In the realm of computer science, a logical data model is the accurate representation of a company’s data. These data need to be logically represented because later on they will be the basis for data modeling. Data modeling in turn will be the basis for database implementation as the computer needs to understand business entities and activities from a digital perspective.
At the logical data model, a data modeler needs to describe all data in the most detailed way possible. This should be regardless of how the physical database will be implemented. The logical data model includes identification of all entities are relationships among them. It also lists all the attributes for each entity which is being specified.
In fact, the steps for designing a logical data model are:
1. Identifying all the entities based on business activities
2. Specifying the primary keys for all identified entities
3. Finding and defining all relationships between different entities
4. Finding attributes for each entity
5. Resolving many to many relationships
A data attribute is an instance or occurrence of any attribute type. A data attribute value is a characteristic of or any fact describing the occurrence of an entity. For instance, an entity’s color maybe "red" or "blue" and other color that correctly describes the entity.
Each type entity will have one more data attributes. In logical data modeling, data attributes should always be cohesive from the perspective of the domain. This is often called a judgment call for the data modeler or data architect. Getting to the deepest level of detail can make a real significant impact on the development and maintenance efforts during the future of the implementation.
Data attributes will always exist for an entity regardless of whatever is being represented by the entity in the real business situation. For instance in the business scenario, a logical data model may have an entity of Customer. The data attributes to the Customer entity may include but not limited to first name, middle name, last name, address, age, gender, profession, and many more.
Data processing is about data attribute values. These data attribute values represent the most tangible or least abstract areas of data processing and they are the core of any information management systems.
In relational database management systems, data attributes should be managed well so that redundancy of these data will not affect the whole database system in a negative way. Determining the proper uses of data attributes is very important in database normalization. Data normalization is the process wherein the data attributes within the data model are organized in a cohesive way with the entity types so as to increase the performance of the database by reducing processing time by eliminating redundant data.
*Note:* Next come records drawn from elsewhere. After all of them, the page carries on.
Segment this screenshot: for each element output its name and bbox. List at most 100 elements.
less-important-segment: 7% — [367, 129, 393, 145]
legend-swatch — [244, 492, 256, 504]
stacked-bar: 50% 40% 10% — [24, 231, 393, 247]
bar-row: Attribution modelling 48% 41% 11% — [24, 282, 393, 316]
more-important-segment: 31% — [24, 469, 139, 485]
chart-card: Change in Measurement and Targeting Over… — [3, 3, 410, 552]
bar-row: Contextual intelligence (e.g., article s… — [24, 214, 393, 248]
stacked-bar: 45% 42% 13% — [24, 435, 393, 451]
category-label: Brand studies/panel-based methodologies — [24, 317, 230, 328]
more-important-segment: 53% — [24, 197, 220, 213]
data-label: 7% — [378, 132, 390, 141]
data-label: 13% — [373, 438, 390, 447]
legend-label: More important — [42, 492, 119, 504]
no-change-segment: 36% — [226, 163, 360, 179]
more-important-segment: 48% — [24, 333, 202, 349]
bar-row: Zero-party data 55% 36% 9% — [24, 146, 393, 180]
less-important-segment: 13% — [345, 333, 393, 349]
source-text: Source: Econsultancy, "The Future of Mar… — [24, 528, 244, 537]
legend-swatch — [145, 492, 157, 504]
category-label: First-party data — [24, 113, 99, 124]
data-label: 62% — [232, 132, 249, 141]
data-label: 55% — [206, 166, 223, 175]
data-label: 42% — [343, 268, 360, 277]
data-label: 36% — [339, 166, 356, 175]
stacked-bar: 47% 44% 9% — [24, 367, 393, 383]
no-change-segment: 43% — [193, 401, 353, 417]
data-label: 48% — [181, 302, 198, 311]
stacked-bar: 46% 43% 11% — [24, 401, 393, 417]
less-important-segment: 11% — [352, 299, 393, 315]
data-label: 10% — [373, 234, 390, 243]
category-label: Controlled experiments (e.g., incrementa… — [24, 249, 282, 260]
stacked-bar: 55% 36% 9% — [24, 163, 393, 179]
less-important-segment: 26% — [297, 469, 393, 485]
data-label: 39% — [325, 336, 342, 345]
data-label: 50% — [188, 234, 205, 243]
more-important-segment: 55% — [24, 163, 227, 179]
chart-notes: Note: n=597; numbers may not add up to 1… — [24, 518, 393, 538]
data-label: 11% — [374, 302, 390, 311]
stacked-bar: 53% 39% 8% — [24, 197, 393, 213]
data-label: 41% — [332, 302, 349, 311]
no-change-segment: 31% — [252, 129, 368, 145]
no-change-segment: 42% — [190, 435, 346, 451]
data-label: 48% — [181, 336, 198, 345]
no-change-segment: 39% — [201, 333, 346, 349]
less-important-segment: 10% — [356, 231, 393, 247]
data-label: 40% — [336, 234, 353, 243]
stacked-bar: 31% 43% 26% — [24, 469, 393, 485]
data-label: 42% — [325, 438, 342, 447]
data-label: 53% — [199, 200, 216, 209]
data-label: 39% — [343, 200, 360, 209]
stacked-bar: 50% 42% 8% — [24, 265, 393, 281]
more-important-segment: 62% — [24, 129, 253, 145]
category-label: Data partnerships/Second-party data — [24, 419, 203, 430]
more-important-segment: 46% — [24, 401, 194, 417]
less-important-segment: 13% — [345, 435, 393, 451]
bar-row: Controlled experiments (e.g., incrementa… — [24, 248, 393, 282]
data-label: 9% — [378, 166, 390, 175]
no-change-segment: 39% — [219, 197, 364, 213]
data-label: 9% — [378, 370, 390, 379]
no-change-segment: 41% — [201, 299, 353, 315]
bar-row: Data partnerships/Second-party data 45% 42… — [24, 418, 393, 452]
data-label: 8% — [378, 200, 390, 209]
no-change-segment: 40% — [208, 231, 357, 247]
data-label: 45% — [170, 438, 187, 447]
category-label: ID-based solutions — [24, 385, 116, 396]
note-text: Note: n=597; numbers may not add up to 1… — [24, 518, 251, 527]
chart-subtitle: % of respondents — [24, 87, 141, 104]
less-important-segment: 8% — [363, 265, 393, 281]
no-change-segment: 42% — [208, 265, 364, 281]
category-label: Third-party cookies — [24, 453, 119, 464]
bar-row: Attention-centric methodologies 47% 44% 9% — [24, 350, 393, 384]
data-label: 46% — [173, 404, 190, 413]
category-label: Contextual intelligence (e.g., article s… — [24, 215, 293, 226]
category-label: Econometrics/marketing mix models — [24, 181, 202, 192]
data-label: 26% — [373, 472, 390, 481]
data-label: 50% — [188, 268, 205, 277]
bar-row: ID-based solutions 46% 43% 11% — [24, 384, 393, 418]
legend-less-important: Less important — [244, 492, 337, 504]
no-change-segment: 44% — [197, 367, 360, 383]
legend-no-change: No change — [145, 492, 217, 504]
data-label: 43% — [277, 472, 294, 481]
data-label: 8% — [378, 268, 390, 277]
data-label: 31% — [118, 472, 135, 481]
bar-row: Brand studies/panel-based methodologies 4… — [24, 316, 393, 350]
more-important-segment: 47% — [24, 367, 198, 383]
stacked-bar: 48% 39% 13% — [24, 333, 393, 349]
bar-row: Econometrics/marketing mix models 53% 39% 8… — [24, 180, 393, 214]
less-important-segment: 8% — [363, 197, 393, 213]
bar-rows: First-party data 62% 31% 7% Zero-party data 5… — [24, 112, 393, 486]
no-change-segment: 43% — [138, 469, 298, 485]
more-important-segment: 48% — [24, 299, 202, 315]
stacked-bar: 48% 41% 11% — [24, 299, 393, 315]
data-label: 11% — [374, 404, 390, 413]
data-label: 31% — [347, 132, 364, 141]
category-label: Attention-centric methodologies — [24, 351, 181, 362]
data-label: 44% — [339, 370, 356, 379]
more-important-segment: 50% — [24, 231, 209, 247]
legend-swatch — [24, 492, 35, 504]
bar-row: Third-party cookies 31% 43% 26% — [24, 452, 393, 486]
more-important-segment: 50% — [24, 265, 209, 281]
As a general rules, there are 3 of data normalization.
The first normal form (1NF) states that any entity type is in the first normal form when it contains no repeating or redundant groups of data.
The second normal form (2NF) states that an entity is in the type of the second normal form when it is in the 1NF and when all of the non key attributes are fully dependent on the primary key.
The third normal form (3NF) states that any entity is in the third normal form when it is in the 2NF and when all of its attributes are directly dependent on the primary key.
As can be seen here, knowing the correct data attribute of an entity and how arrange them in tables and defining the correct relationships can give a database performance a great improvement.